La délégation a ainsi pu observer certains effets pervers de ce
régime d'assimilation législative. Deux exemples sont à
cet égard particulièrement révélateurs.
Alors que
l'endémie palustre
touche environ 10 % de la
population et que les hôpitaux sont surchargés, les
médicaments nécessaires en prophylaxie et en thérapeutique
palustres ne peuvent être prescrits que par ces hôpitaux pour
bénéficier d'un remboursement. Considérés comme des
" médicaments de confort " en métropole, ils ne sont
pas inscrits sur la liste des spécialités pharmaceutiques
remboursables en ville aux assurés sociaux.
La nouvelle réglementation légale du
temps de travail
prévoit une réduction à 35 heures de la durée du
travail au 1
er
février 2000. Elle s'applique au centre
médico-chirurgical de Kourou qui est un établissement
privé.
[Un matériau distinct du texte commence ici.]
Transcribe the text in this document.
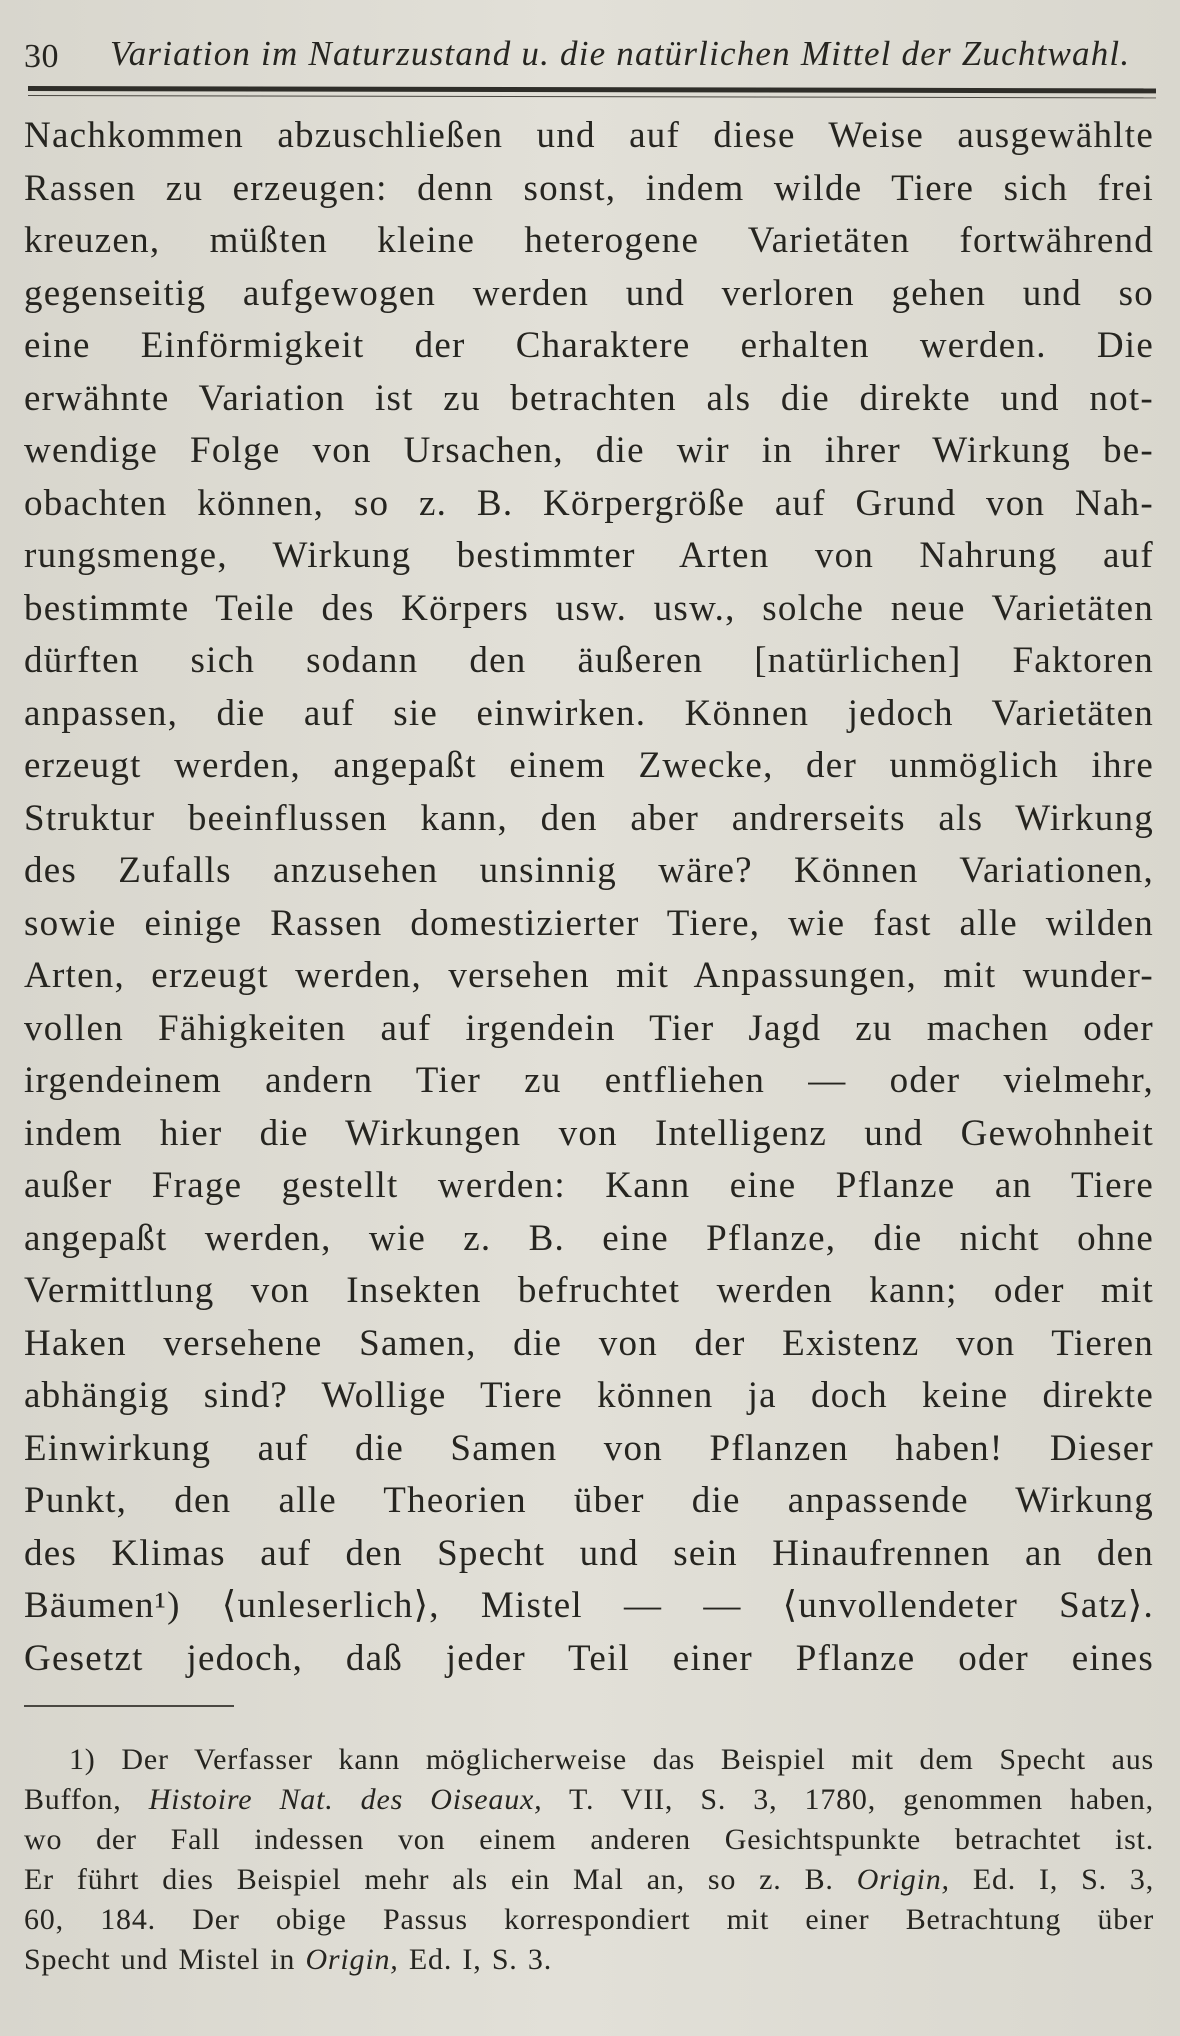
30 Variation im Naturzustand u. die natürlichen Mittel der Zuchtwahl.
Nachkommen abzuschließen und auf diese Weise ausgewählte
Rassen zu erzeugen: denn sonst, indem wilde Tiere sich frei
kreuzen, müßten kleine heterogene Varietäten fortwährend
gegenseitig aufgewogen werden und verloren gehen und so
eine Einförmigkeit der Charaktere erhalten werden. Die
erwähnte Variation ist zu betrachten als die direkte und not-
wendige Folge von Ursachen, die wir in ihrer Wirkung be-
obachten können, so z. B. Körpergröße auf Grund von Nah-
rungsmenge, Wirkung bestimmter Arten von Nahrung auf
bestimmte Teile des Körpers usw. usw., solche neue Varietäten
dürften sich sodann den äußeren [natürlichen] Faktoren
anpassen, die auf sie einwirken. Können jedoch Varietäten
erzeugt werden, angepaßt einem Zwecke, der unmöglich ihre
Struktur beeinflussen kann, den aber andrerseits als Wirkung
des Zufalls anzusehen unsinnig wäre? Können Variationen,
sowie einige Rassen domestizierter Tiere, wie fast alle wilden
Arten, erzeugt werden, versehen mit Anpassungen, mit wunder-
vollen Fähigkeiten auf irgendein Tier Jagd zu machen oder
irgendeinem andern Tier zu entfliehen — oder vielmehr,
indem hier die Wirkungen von Intelligenz und Gewohnheit
außer Frage gestellt werden: Kann eine Pflanze an Tiere
angepaßt werden, wie z. B. eine Pflanze, die nicht ohne
Vermittlung von Insekten befruchtet werden kann; oder mit
Haken versehene Samen, die von der Existenz von Tieren
abhängig sind? Wollige Tiere können ja doch keine direkte
Einwirkung auf die Samen von Pflanzen haben! Dieser
Punkt, den alle Theorien über die anpassende Wirkung
des Klimas auf den Specht und sein Hinaufrennen an den
Bäumen¹) ⟨unleserlich⟩, Mistel — — ⟨unvollendeter Satz⟩.
Gesetzt jedoch, daß jeder Teil einer Pflanze oder eines
1) Der Verfasser kann möglicherweise das Beispiel mit dem Specht aus
Buffon, Histoire Nat. des Oiseaux, T. VII, S. 3, 1780, genommen haben,
wo der Fall indessen von einem anderen Gesichtspunkte betrachtet ist.
Er führt dies Beispiel mehr als ein Mal an, so z. B. Origin, Ed. I, S. 3,
60, 184. Der obige Passus korrespondiert mit einer Betrachtung über
Specht und Mistel in Origin, Ed. I, S. 3.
Or celui-ci garantit à ses agents la même
rémunération que celle des agents de la fonction publique
hospitalière en application de la convention collective de la Croix
Rouge.
Dans ce cas d'espèce, le passage aux 35 heures va se traduire par une
hausse sensible de frais de personnel et des problèmes d'organisation.
Les difficultés de recrutement sont en effet telles que l'hôpital
ne pourra pas embaucher faute de personnels qualifiés. En outre, les
aides de l'Etat ne permettront pas de limiter sensiblement le coût
supplémentaire dans la mesure où elles n'intègrent pas le
surcoût de 36 % lié à la surrémunération
des fonctionnaires applicable dans l'hôpital.